Friday, August 01, 2008


Puerto Rico is a place where stereotypes of a welfare society or better yet, “social dependency”, are common and can be seen daily in public. It is very common to see a young woman followed by a cortege of children stocked with foodstuffs of little nutritional value at the cash register line in your average supermarket.

It is common to see a public employee working alone in some ditch while three or four “supervisors” or co-workers hang around drinking coffee or talking on their cell phones. It is not uncommon to see in neighborhoods known as “poor”, such as La Perla, new cars and satellite dishes in almost every roof.

Closed government institutions and museums, when tourist guides say they are open, are also common. In those institutions, the sense of service to clients, and even in the best hotels, is a sense of service in reverse. That is, the employee is not at the service of the consumer but the service is at the service of the employee. In other words, the goal is not the satisfaction of the consumer but a means, a bother that needs to be put up with in order to keep the job.

The welfare system completes itself in a cycle of elections, government, partisan unions and economic dependence on the federal system of the United States, or better said dependency on North American taxpayers.

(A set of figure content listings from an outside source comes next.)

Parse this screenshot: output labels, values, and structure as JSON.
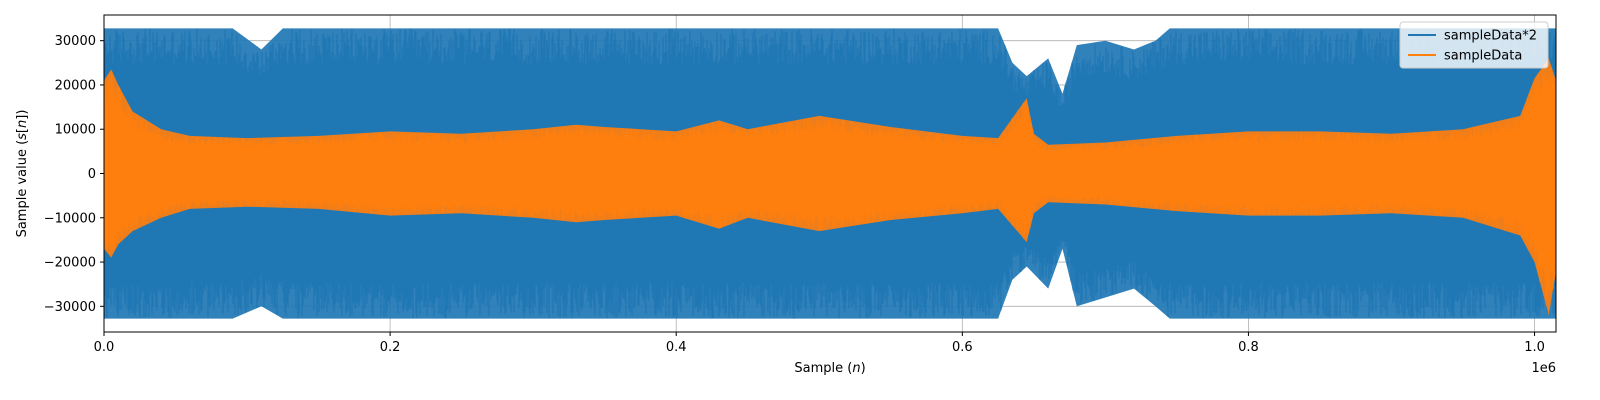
{
  "chart_data": {
    "type": "line",
    "title": "",
    "xlabel_parts": [
      "Sample (",
      "n",
      ")"
    ],
    "ylabel_parts": [
      "Sample value (",
      "s",
      "[",
      "n",
      "])"
    ],
    "x_offset_label": "1e6",
    "xlim": [
      0,
      1015000
    ],
    "ylim": [
      -35800,
      35800
    ],
    "x_ticks": [
      {
        "value": 0,
        "label": "0.0"
      },
      {
        "value": 200000,
        "label": "0.2"
      },
      {
        "value": 400000,
        "label": "0.4"
      },
      {
        "value": 600000,
        "label": "0.6"
      },
      {
        "value": 800000,
        "label": "0.8"
      },
      {
        "value": 1000000,
        "label": "1.0"
      }
    ],
    "y_ticks": [
      {
        "value": 30000,
        "label": "30000"
      },
      {
        "value": 20000,
        "label": "20000"
      },
      {
        "value": 10000,
        "label": "10000"
      },
      {
        "value": 0,
        "label": "0"
      },
      {
        "value": -10000,
        "label": "−10000"
      },
      {
        "value": -20000,
        "label": "−20000"
      },
      {
        "value": -30000,
        "label": "−30000"
      }
    ],
    "grid": true,
    "legend_position": "top-right",
    "series": [
      {
        "name": "sampleData*2",
        "color": "#1f77b4",
        "envelope": {
          "x": [
            0,
            20000,
            60000,
            90000,
            110000,
            125000,
            150000,
            200000,
            260000,
            300000,
            330000,
            370000,
            400000,
            450000,
            500000,
            550000,
            600000,
            625000,
            635000,
            645000,
            660000,
            670000,
            680000,
            700000,
            720000,
            735000,
            745000,
            760000,
            800000,
            850000,
            900000,
            950000,
            1000000,
            1015000
          ],
          "upper": [
            32767,
            32767,
            32767,
            32767,
            28000,
            32767,
            32767,
            32767,
            32767,
            32767,
            32767,
            32767,
            32767,
            32767,
            32767,
            32767,
            32767,
            32767,
            25000,
            22000,
            26000,
            18000,
            29000,
            30000,
            28000,
            30000,
            32767,
            32767,
            32767,
            32767,
            32767,
            32767,
            32767,
            32767
          ],
          "lower": [
            -32767,
            -32767,
            -32767,
            -32767,
            -30000,
            -32767,
            -32767,
            -32767,
            -32767,
            -32767,
            -32767,
            -32767,
            -32767,
            -32767,
            -32767,
            -32767,
            -32767,
            -32767,
            -24000,
            -21000,
            -26000,
            -17000,
            -30000,
            -28000,
            -26000,
            -30000,
            -32767,
            -32767,
            -32767,
            -32767,
            -32767,
            -32767,
            -32767,
            -32767
          ]
        }
      },
      {
        "name": "sampleData",
        "color": "#ff7f0e",
        "envelope": {
          "x": [
            0,
            5000,
            10000,
            20000,
            40000,
            60000,
            100000,
            150000,
            200000,
            250000,
            300000,
            330000,
            350000,
            400000,
            430000,
            450000,
            500000,
            550000,
            600000,
            625000,
            645000,
            650000,
            660000,
            700000,
            750000,
            800000,
            850000,
            900000,
            950000,
            990000,
            1000000,
            1010000,
            1015000
          ],
          "upper": [
            21000,
            23500,
            20000,
            14000,
            10000,
            8500,
            8000,
            8500,
            9500,
            9000,
            10000,
            11000,
            10500,
            9500,
            12000,
            10000,
            13000,
            10500,
            8500,
            8000,
            17000,
            9000,
            6500,
            7000,
            8500,
            9500,
            9500,
            9000,
            10000,
            13000,
            21500,
            26000,
            21000
          ],
          "lower": [
            -17000,
            -19000,
            -16000,
            -13000,
            -10000,
            -8000,
            -7500,
            -8000,
            -9500,
            -9000,
            -10000,
            -11000,
            -10500,
            -9500,
            -12500,
            -10000,
            -13000,
            -10500,
            -9000,
            -8000,
            -15500,
            -9000,
            -6500,
            -7000,
            -8500,
            -9500,
            -9500,
            -9000,
            -10000,
            -14000,
            -20000,
            -32000,
            -22000
          ]
        }
      }
    ]
  }
}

That system makes possible that those who could have more children do not and those that shouldn’t do so at the expense of those that can. Even if you plan your family you end up paying for the rearing of children that are not yours. The responsible citizen ends up with a family known to him and an extended family he doesn’t know and yet supports financially.

This system is a vicious circle without apparent end and logic, except for that of self-preservation which leads to the irrational impression that a third of the employed population works in government, a third are retired from government and the last third lives from the first two. In reality, the portion that works and lives paying taxes to upkeep this system in the island, is growing smaller while employment in the private sector decreases with an increase in the closings and flight of large businesses.

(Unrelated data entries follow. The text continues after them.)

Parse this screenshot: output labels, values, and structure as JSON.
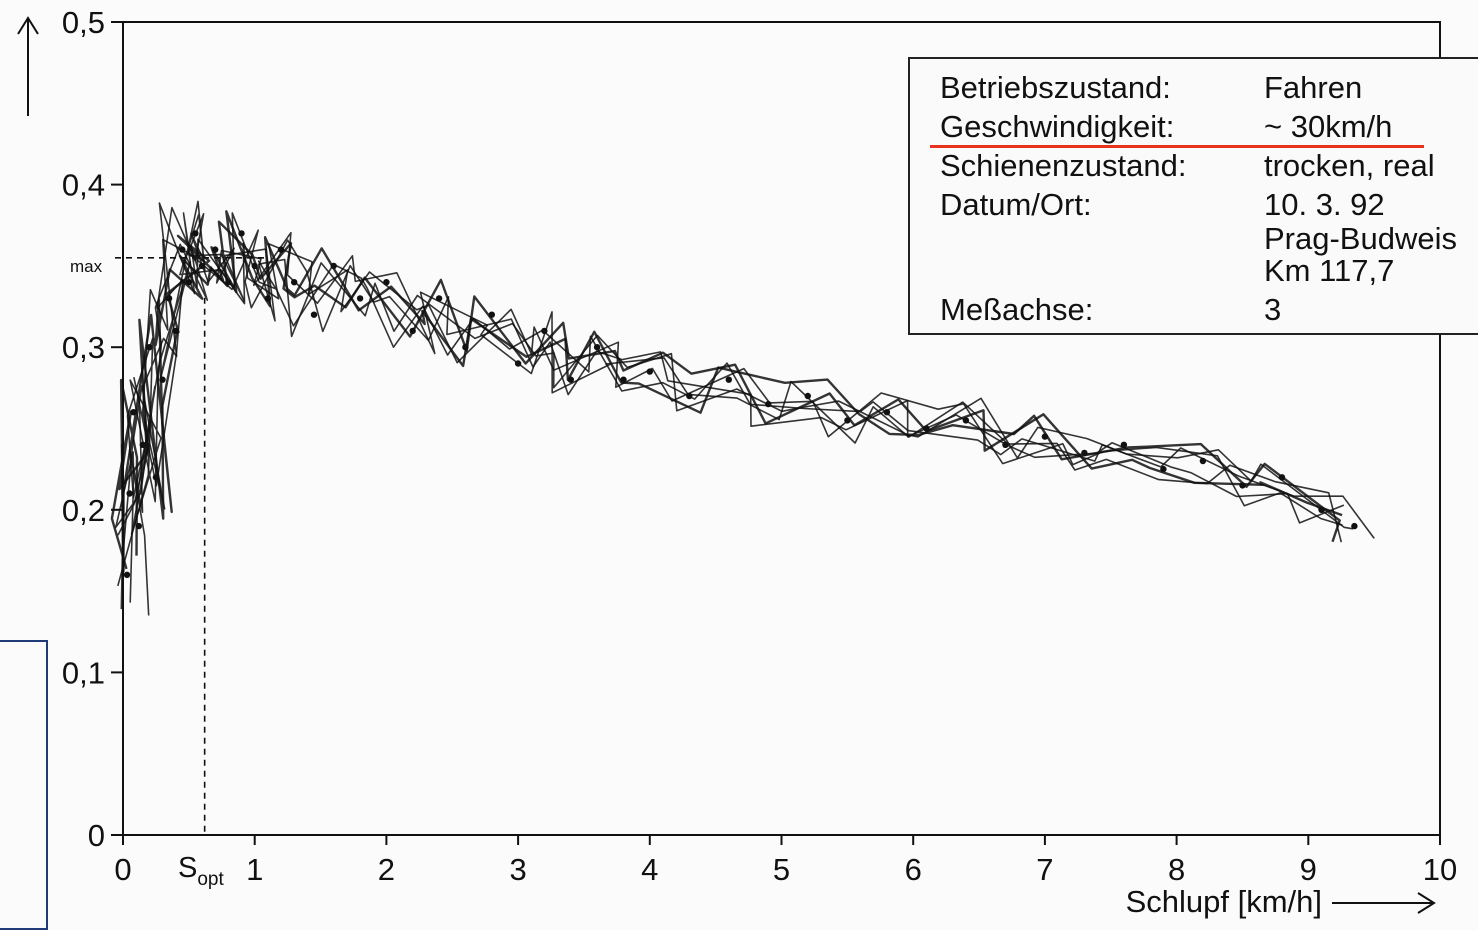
{
  "chart_data": {
    "type": "scatter",
    "title": "",
    "xlabel": "Schlupf [km/h]",
    "ylabel": "",
    "xlim": [
      0,
      10
    ],
    "ylim": [
      0,
      0.5
    ],
    "x_ticks": [
      "0",
      "1",
      "2",
      "3",
      "4",
      "5",
      "6",
      "7",
      "8",
      "9",
      "10"
    ],
    "y_ticks": [
      "0",
      "0,1",
      "0,2",
      "0,3",
      "0,4",
      "0,5"
    ],
    "max_label": "max",
    "max_value": 0.355,
    "s_opt_label": "S",
    "s_opt_sub": "opt",
    "s_opt_value": 0.62,
    "grid": false,
    "legend_position": "top-right",
    "series": [
      {
        "values": [
          [
            0.03,
            0.16
          ],
          [
            0.05,
            0.21
          ],
          [
            0.08,
            0.26
          ],
          [
            0.12,
            0.19
          ],
          [
            0.15,
            0.24
          ],
          [
            0.2,
            0.3
          ],
          [
            0.25,
            0.22
          ],
          [
            0.3,
            0.28
          ],
          [
            0.35,
            0.33
          ],
          [
            0.4,
            0.31
          ],
          [
            0.45,
            0.36
          ],
          [
            0.5,
            0.34
          ],
          [
            0.55,
            0.37
          ],
          [
            0.6,
            0.35
          ],
          [
            0.7,
            0.36
          ],
          [
            0.8,
            0.34
          ],
          [
            0.9,
            0.37
          ],
          [
            1.0,
            0.35
          ],
          [
            1.1,
            0.33
          ],
          [
            1.2,
            0.36
          ],
          [
            1.3,
            0.34
          ],
          [
            1.45,
            0.32
          ],
          [
            1.6,
            0.35
          ],
          [
            1.8,
            0.33
          ],
          [
            2.0,
            0.34
          ],
          [
            2.2,
            0.31
          ],
          [
            2.4,
            0.33
          ],
          [
            2.6,
            0.3
          ],
          [
            2.8,
            0.32
          ],
          [
            3.0,
            0.29
          ],
          [
            3.2,
            0.31
          ],
          [
            3.4,
            0.28
          ],
          [
            3.6,
            0.3
          ],
          [
            3.8,
            0.28
          ],
          [
            4.0,
            0.285
          ],
          [
            4.3,
            0.27
          ],
          [
            4.6,
            0.28
          ],
          [
            4.9,
            0.265
          ],
          [
            5.2,
            0.27
          ],
          [
            5.5,
            0.255
          ],
          [
            5.8,
            0.26
          ],
          [
            6.1,
            0.25
          ],
          [
            6.4,
            0.255
          ],
          [
            6.7,
            0.24
          ],
          [
            7.0,
            0.245
          ],
          [
            7.3,
            0.235
          ],
          [
            7.6,
            0.24
          ],
          [
            7.9,
            0.225
          ],
          [
            8.2,
            0.23
          ],
          [
            8.5,
            0.215
          ],
          [
            8.8,
            0.22
          ],
          [
            9.1,
            0.2
          ],
          [
            9.35,
            0.19
          ]
        ]
      }
    ]
  },
  "y_axis_arrow": "up-arrow",
  "x_axis_arrow": "right-arrow",
  "legend": {
    "rows": [
      {
        "key": "Betriebszustand:",
        "value": "Fahren"
      },
      {
        "key": "Geschwindigkeit:",
        "value": "~ 30km/h"
      },
      {
        "key": "Schienenzustand:",
        "value": "trocken, real"
      },
      {
        "key": "Datum/Ort:",
        "value": "10. 3. 92"
      },
      {
        "key": "",
        "value": "Prag-Budweis"
      },
      {
        "key": "",
        "value": "Km 117,7"
      },
      {
        "key": "Meßachse:",
        "value": "3"
      }
    ]
  },
  "colors": {
    "ink": "#111111",
    "highlight": "#e8341c",
    "frame": "#1f3b78"
  }
}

The social fabric suffers when a large part of the population grows under a system of values which holds a notion that they are equally entitled to what others obtain by their own efforts. New generations growing under that system remain straggling in dependence, partly due to cycles of bad nutrition, poor education and self-expectations.

That system provokes a general sense of social insecurity, violent crimes, lack of civism, lack of care for public property and public spaces, trash everywhere, brain drain and flight of talents, employment and government inefficiency based on jobs distributed according to politics and not merit, lassitude and indolence.

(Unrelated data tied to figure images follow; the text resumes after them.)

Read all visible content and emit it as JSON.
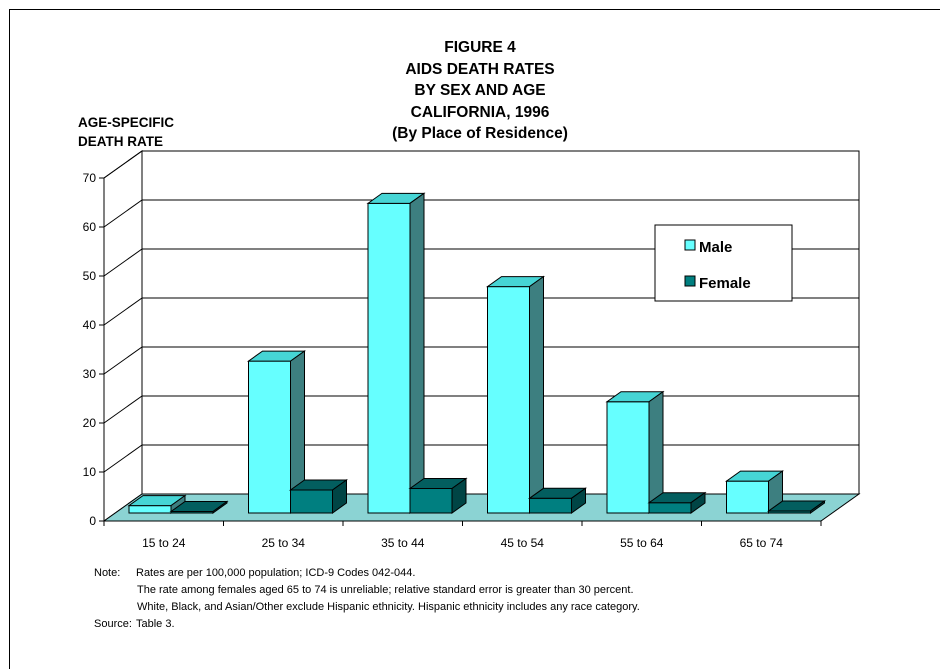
{
  "title": {
    "line1": "FIGURE 4",
    "line2": "AIDS DEATH RATES",
    "line3": "BY SEX AND AGE",
    "line4": "CALIFORNIA, 1996",
    "line5": "(By Place of Residence)"
  },
  "y_axis_label": {
    "line1": "AGE-SPECIFIC",
    "line2": "DEATH RATE"
  },
  "chart_data": {
    "type": "bar",
    "title": "FIGURE 4 AIDS DEATH RATES BY SEX AND AGE CALIFORNIA, 1996 (By Place of Residence)",
    "ylabel": "AGE-SPECIFIC DEATH RATE",
    "xlabel": "",
    "categories": [
      "15 to 24",
      "25 to 34",
      "35 to 44",
      "45 to 54",
      "55 to 64",
      "65 to 74"
    ],
    "series": [
      {
        "name": "Male",
        "values": [
          1.5,
          31.0,
          63.2,
          46.2,
          22.7,
          6.5
        ]
      },
      {
        "name": "Female",
        "values": [
          0.3,
          4.7,
          5.0,
          3.0,
          2.1,
          0.4
        ]
      }
    ],
    "ylim": [
      0,
      70
    ],
    "yticks": [
      0,
      10,
      20,
      30,
      40,
      50,
      60,
      70
    ],
    "grid": true,
    "legend": "inside top-right",
    "style": "3d-clustered-bar",
    "colors": {
      "male_front": "#66ffff",
      "male_top": "#46d5d5",
      "male_side": "#3d7f80",
      "female_front": "#007f80",
      "female_top": "#035e5f",
      "female_side": "#004545",
      "floor": "#8bd3d3"
    }
  },
  "notes": {
    "note_label": "Note:",
    "note_line1": "Rates are per 100,000 population; ICD-9 Codes 042-044.",
    "note_line2": "The rate among females aged 65 to 74 is unreliable;  relative standard error is greater than 30 percent.",
    "note_line3": "White, Black, and Asian/Other exclude Hispanic ethnicity.  Hispanic ethnicity includes any race category.",
    "source_label": "Source:",
    "source_text": "Table 3."
  }
}
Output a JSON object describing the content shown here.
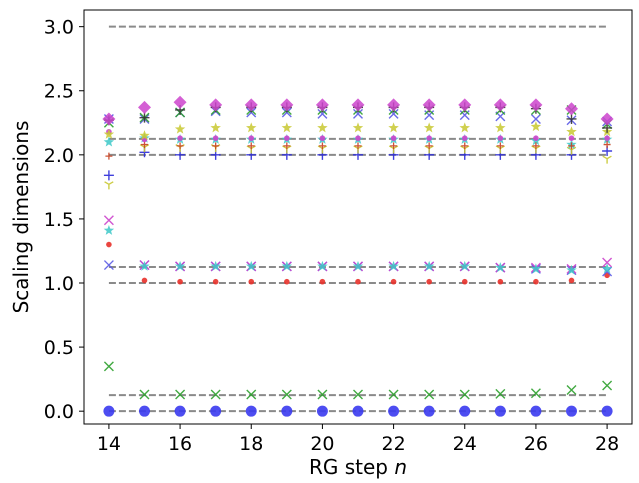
{
  "chart_data": {
    "type": "scatter",
    "title": "",
    "xlabel_main": "RG step",
    "xlabel_var": "n",
    "ylabel": "Scaling dimensions",
    "xlim": [
      13.3,
      28.7
    ],
    "ylim": [
      -0.1,
      3.13
    ],
    "xticks": [
      14,
      16,
      18,
      20,
      22,
      24,
      26,
      28
    ],
    "xtick_labels": [
      "14",
      "16",
      "18",
      "20",
      "22",
      "24",
      "26",
      "28"
    ],
    "yticks": [
      0.0,
      0.5,
      1.0,
      1.5,
      2.0,
      2.5,
      3.0
    ],
    "ytick_labels": [
      "0.0",
      "0.5",
      "1.0",
      "1.5",
      "2.0",
      "2.5",
      "3.0"
    ],
    "grid": false,
    "legend": "none",
    "x": [
      14,
      15,
      16,
      17,
      18,
      19,
      20,
      21,
      22,
      23,
      24,
      25,
      26,
      27,
      28
    ],
    "reference_lines": {
      "values": [
        0,
        0.125,
        1.0,
        1.125,
        2.0,
        2.125,
        3.0
      ],
      "style": "dashed",
      "color": "#8a8a8a"
    },
    "series": [
      {
        "marker": "circle-large",
        "color": "#3a3af0",
        "values": [
          0.0,
          0.0,
          0.0,
          0.0,
          0.0,
          0.0,
          0.0,
          0.0,
          0.0,
          0.0,
          0.0,
          0.0,
          0.0,
          0.0,
          0.0
        ]
      },
      {
        "marker": "x",
        "color": "#2ca02c",
        "values": [
          0.35,
          0.13,
          0.13,
          0.13,
          0.13,
          0.13,
          0.13,
          0.13,
          0.13,
          0.13,
          0.13,
          0.135,
          0.14,
          0.165,
          0.2
        ]
      },
      {
        "marker": "circle-small",
        "color": "#e8312a",
        "values": [
          1.3,
          1.02,
          1.01,
          1.01,
          1.01,
          1.01,
          1.01,
          1.01,
          1.01,
          1.01,
          1.01,
          1.01,
          1.01,
          1.02,
          1.06
        ]
      },
      {
        "marker": "x",
        "color": "#5a5ae6",
        "values": [
          1.14,
          1.14,
          1.13,
          1.13,
          1.13,
          1.13,
          1.13,
          1.13,
          1.13,
          1.13,
          1.13,
          1.12,
          1.11,
          1.1,
          1.09
        ]
      },
      {
        "marker": "x",
        "color": "#cc44cc",
        "values": [
          1.49,
          1.14,
          1.13,
          1.13,
          1.13,
          1.13,
          1.13,
          1.13,
          1.13,
          1.13,
          1.13,
          1.12,
          1.12,
          1.11,
          1.16
        ]
      },
      {
        "marker": "star",
        "color": "#3cc8c8",
        "values": [
          1.41,
          1.13,
          1.13,
          1.13,
          1.13,
          1.13,
          1.13,
          1.13,
          1.13,
          1.13,
          1.13,
          1.12,
          1.11,
          1.1,
          1.11
        ]
      },
      {
        "marker": "plus",
        "color": "#2a2ad8",
        "values": [
          1.84,
          2.02,
          2.0,
          2.0,
          2.0,
          2.0,
          2.0,
          2.0,
          2.0,
          2.0,
          2.0,
          2.0,
          2.0,
          2.0,
          2.03
        ]
      },
      {
        "marker": "tri",
        "color": "#c8c830",
        "values": [
          1.77,
          2.06,
          2.06,
          2.06,
          2.05,
          2.05,
          2.05,
          2.05,
          2.05,
          2.05,
          2.05,
          2.05,
          2.05,
          2.04,
          1.97
        ]
      },
      {
        "marker": "star",
        "color": "#3cc8c8",
        "values": [
          2.1,
          2.13,
          2.12,
          2.12,
          2.12,
          2.12,
          2.12,
          2.12,
          2.12,
          2.12,
          2.12,
          2.12,
          2.11,
          2.08,
          2.12
        ]
      },
      {
        "marker": "plus-small",
        "color": "#c84020",
        "values": [
          1.99,
          2.08,
          2.07,
          2.07,
          2.07,
          2.07,
          2.07,
          2.07,
          2.07,
          2.07,
          2.07,
          2.07,
          2.07,
          2.07,
          2.08
        ]
      },
      {
        "marker": "circle-small",
        "color": "#cc44cc",
        "values": [
          2.18,
          2.12,
          2.13,
          2.13,
          2.13,
          2.13,
          2.13,
          2.13,
          2.13,
          2.13,
          2.13,
          2.13,
          2.13,
          2.13,
          2.13
        ]
      },
      {
        "marker": "star",
        "color": "#c8c830",
        "values": [
          2.16,
          2.15,
          2.2,
          2.21,
          2.21,
          2.21,
          2.21,
          2.21,
          2.21,
          2.21,
          2.21,
          2.21,
          2.22,
          2.18,
          2.18
        ]
      },
      {
        "marker": "x",
        "color": "#5a5ae6",
        "values": [
          2.28,
          2.28,
          2.33,
          2.34,
          2.33,
          2.33,
          2.32,
          2.32,
          2.32,
          2.31,
          2.31,
          2.3,
          2.28,
          2.27,
          2.26
        ]
      },
      {
        "marker": "x",
        "color": "#2ca02c",
        "values": [
          2.25,
          2.29,
          2.33,
          2.35,
          2.35,
          2.35,
          2.35,
          2.35,
          2.35,
          2.35,
          2.35,
          2.35,
          2.35,
          2.35,
          2.24
        ]
      },
      {
        "marker": "plus",
        "color": "#333333",
        "values": [
          2.27,
          2.29,
          2.35,
          2.37,
          2.37,
          2.37,
          2.37,
          2.37,
          2.37,
          2.37,
          2.37,
          2.37,
          2.36,
          2.28,
          2.21
        ]
      },
      {
        "marker": "diamond",
        "color": "#cc44cc",
        "values": [
          2.28,
          2.37,
          2.41,
          2.39,
          2.39,
          2.39,
          2.39,
          2.39,
          2.39,
          2.39,
          2.39,
          2.39,
          2.39,
          2.36,
          2.28
        ]
      }
    ]
  }
}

Recently, while the national historical archives were closed for lack of maintenance in the air conditioning system, the greatest debate on the radio waves was the “debacle” of not having won “Miss Puerto Rico”. Notable exceptions to the carelessness of the cultural patrimony by the government are those efforts by private citizens such as The Conservation Trust of Puerto Rico, and the historical reenactment group the Fixed Regiment of Puerto Rico.

What is the future? In recent visits to Puerto Rico candidates Clinton and Obama offered Puerto Ricans more entitlements and the local politicians, who have become the dominant class administering that system, rejoice. What about the government? In bankruptcy.

The people of Puerto Rico are strong, hardworking, resistant, diverse, its graduates and professionals and their talents are highly valued. Its lineage has synthesized the best of three races and four cultures. But whoever wants to see what a welfare state does to a people must study “Puerto Rico Welfare USA, and its new extended family.